В эту ночь я долго не мог уснуть. Я скучал по Аллочке, по детям, представляя, что они делают вечерами. Может быть, Радость моя хотя бы отдохнёт от своего капризного инвалида, выспится, не поднимая голову от подушки на каждый мой тяжёлый вздох. Но нет, едва ли. Скорее всего она совсем измучилась, исхудала от горьких мыслей обо мне и так же не спит ночами, терзаясь тягостными думами. Я прикрыл глаза, представляя пушистую золотистую головку, аккуратный точёный носик, сладкие розовые губы своей жены:
— спи, Радость моя и не думай ни о чём плохом. Я вынесу всё, стерплю любую боль, лишь бы старик вылечил меня и ты снова была счастлива со мной.
***
Просыпаясь по утрам, я с душевным трепетом ожидал предстоящих пыток. Два — три раза в неделю старик топил баню. Я покорно укладывался на живот, предварительно сжав зубами уже третью сосновую палочку. Медленно, аккуратно Прохор прохаживался по моей многострадальной спине веником, смачивая его в горячей воде. Я не обольщался его ласковыми поглаживаниями, потому что вскоре они превращались в натуральное избиение. Откуда только и силы брались хоть и у крепкого, кряжистого, но всё же старика! А потом наступало время, когда он откладывал веник и принимался мять, гнуть и корёжить мой позвоночник. От боли темнело в глазах и подступало беспамятство, но больше я не орал, несмотря на подначивания и насмешки Прохора. Я лишь молил бога и всех святых, которых мог вспомнить, чтобы они не позволили ему окончательно сломать мне хребет. Удивительно, но даже рёбра оставались целы. После этой бани на мне места живого не оставалось, но наступал следующий день, а с ним и новые издевательства над моим многострадальным телом.
***
В дни, когда Прохор не волок меня в баню, он разминал, гнул и терзал мой позвоночник на широкой скамье у окошка, попеременно втирая самодельные мази и масла, в составе которых я даже и не пытался разобраться. Знаю только, что в одну из них входил яд гадюки — этот резкий запах был известен каждому волку. Ещё он использовал зверобой — масло из него имело ярко-жёлтый цвет. И постоянно я пил отвары трав, чьи целебные свойства были известны лишь Прохору.
Так прошло лето. Наша избушка стала похожа на сказочную, которая была у Бабы-Яги. С потолка свисают пучки трав, на чердак Прохор тоже поднимает охапки какого-то сена. В сарае пахнет сушащимися цветами и листьями. Я удивляюсь ему — когда только и успевает собирать в тайге такую прорву травы.
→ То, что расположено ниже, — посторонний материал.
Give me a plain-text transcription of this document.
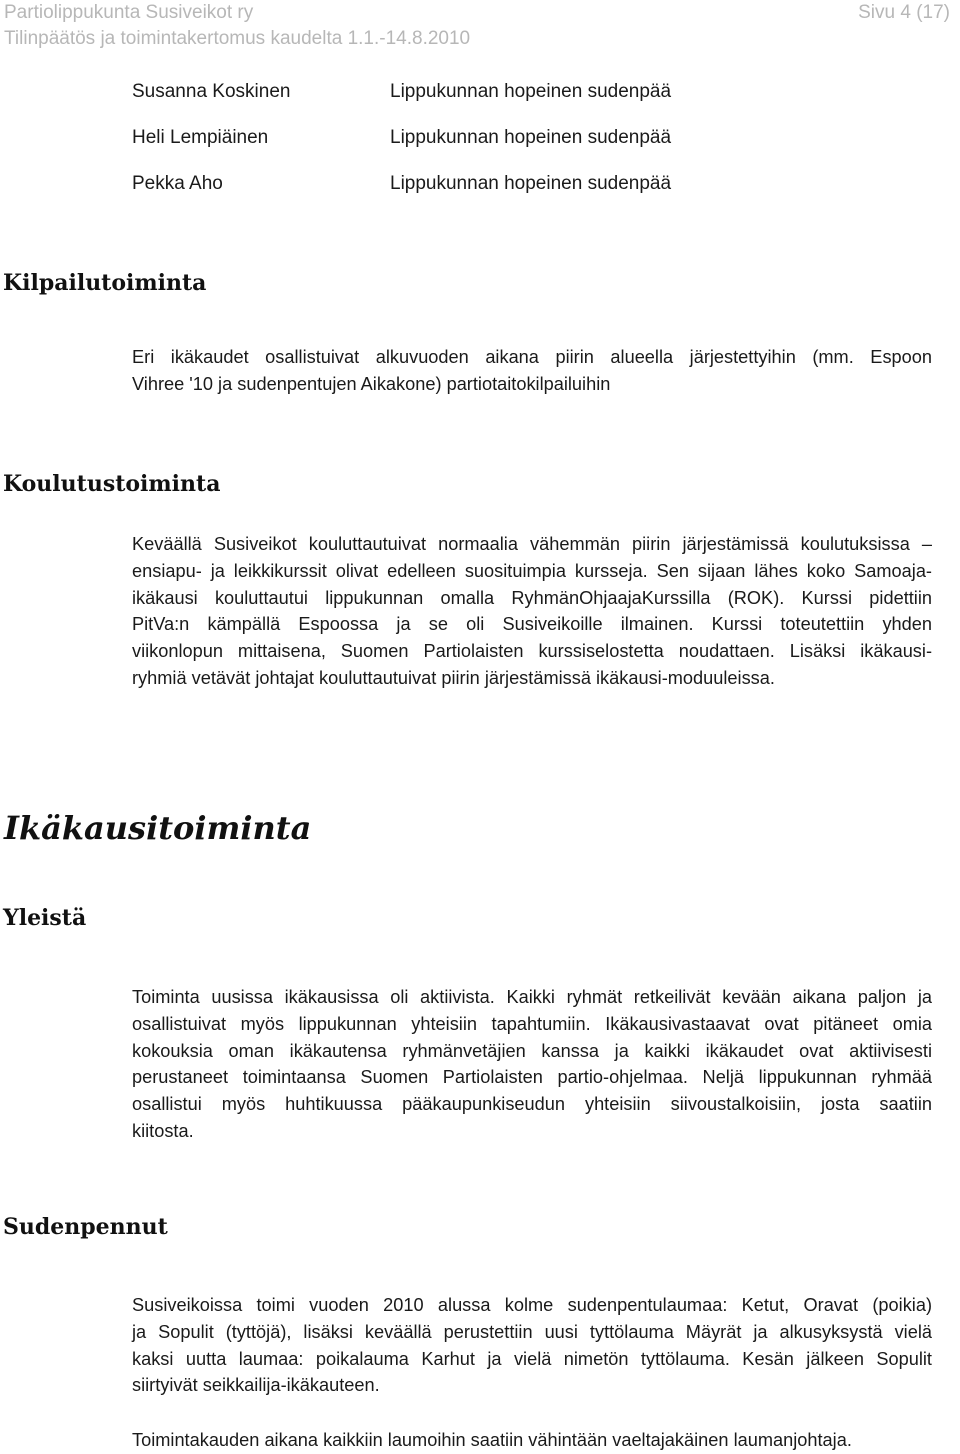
Partiolippukunta Susiveikot ry
Tilinpäätös ja toimintakertomus kaudelta 1.1.-14.8.2010
Sivu 4 (17)
Susanna Koskinen	Lippukunnan hopeinen sudenpää
Heli Lempiäinen	Lippukunnan hopeinen sudenpää
Pekka Aho	Lippukunnan hopeinen sudenpää
Kilpailutoiminta
Eri ikäkaudet osallistuivat alkuvuoden aikana piirin alueella järjestettyihin (mm. Espoon
Vihree '10 ja sudenpentujen Aikakone) partiotaitokilpailuihin
Koulutustoiminta
Keväällä Susiveikot kouluttautuivat normaalia vähemmän piirin järjestämissä koulutuksissa –
ensiapu- ja leikkikurssit olivat edelleen suosituimpia kursseja. Sen sijaan lähes koko Samoaja-
ikäkausi kouluttautui lippukunnan omalla RyhmänOhjaajaKurssilla (ROK). Kurssi pidettiin
PitVa:n kämpällä Espoossa ja se oli Susiveikoille ilmainen. Kurssi toteutettiin yhden
viikonlopun mittaisena, Suomen Partiolaisten kurssiselostetta noudattaen. Lisäksi ikäkausi-
ryhmiä vetävät johtajat kouluttautuivat piirin järjestämissä ikäkausi-moduuleissa.
Ikäkausitoiminta
Yleistä
Toiminta uusissa ikäkausissa oli aktiivista. Kaikki ryhmät retkeilivät kevään aikana paljon ja
osallistuivat myös lippukunnan yhteisiin tapahtumiin. Ikäkausivastaavat ovat pitäneet omia
kokouksia oman ikäkautensa ryhmänvetäjien kanssa ja kaikki ikäkaudet ovat aktiivisesti
perustaneet toimintaansa Suomen Partiolaisten partio-ohjelmaa. Neljä lippukunnan ryhmää
osallistui myös huhtikuussa pääkaupunkiseudun yhteisiin siivoustalkoisiin, josta saatiin
kiitosta.
Sudenpennut
Susiveikoissa toimi vuoden 2010 alussa kolme sudenpentulaumaa: Ketut, Oravat (poikia)
ja Sopulit (tyttöjä), lisäksi keväällä perustettiin uusi tyttölauma Mäyrät ja alkusyksystä vielä
kaksi uutta laumaa: poikalauma Karhut ja vielä nimetön tyttölauma. Kesän jälkeen Sopulit
siirtyivät seikkailija-ikäkauteen.
Toimintakauden aikana kaikkiin laumoihin saatiin vähintään vaeltajakäinen laumanjohtaja.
Пытаюсь помогать, как могу, но получается плохо. Коляски тут у меня нет, а с костылями я управляюсь неважно.
С нелюдимым стариком мы притёрлись, попривыкли друг к другу. Как-то, под настроение, он даже рассказал мне, как погибли его дети. Рассказ всколыхнул в нём тяжкие воспоминания, он долго не спал, всё ворочался и вздыхал на своей печи. Я искренне сочувствовал ему, но что я мог поделать?
***
Наступившая осень никаких изменений в моём состоянии не принесла, и я приуныл. Совершенно незаметно я как-то поверил в грядущее чудесное исцеление, притерпелся к ежедневной изнуряющей боли и всё надеялся, что однажды утром я встану на ноги. Но чуда всё не было.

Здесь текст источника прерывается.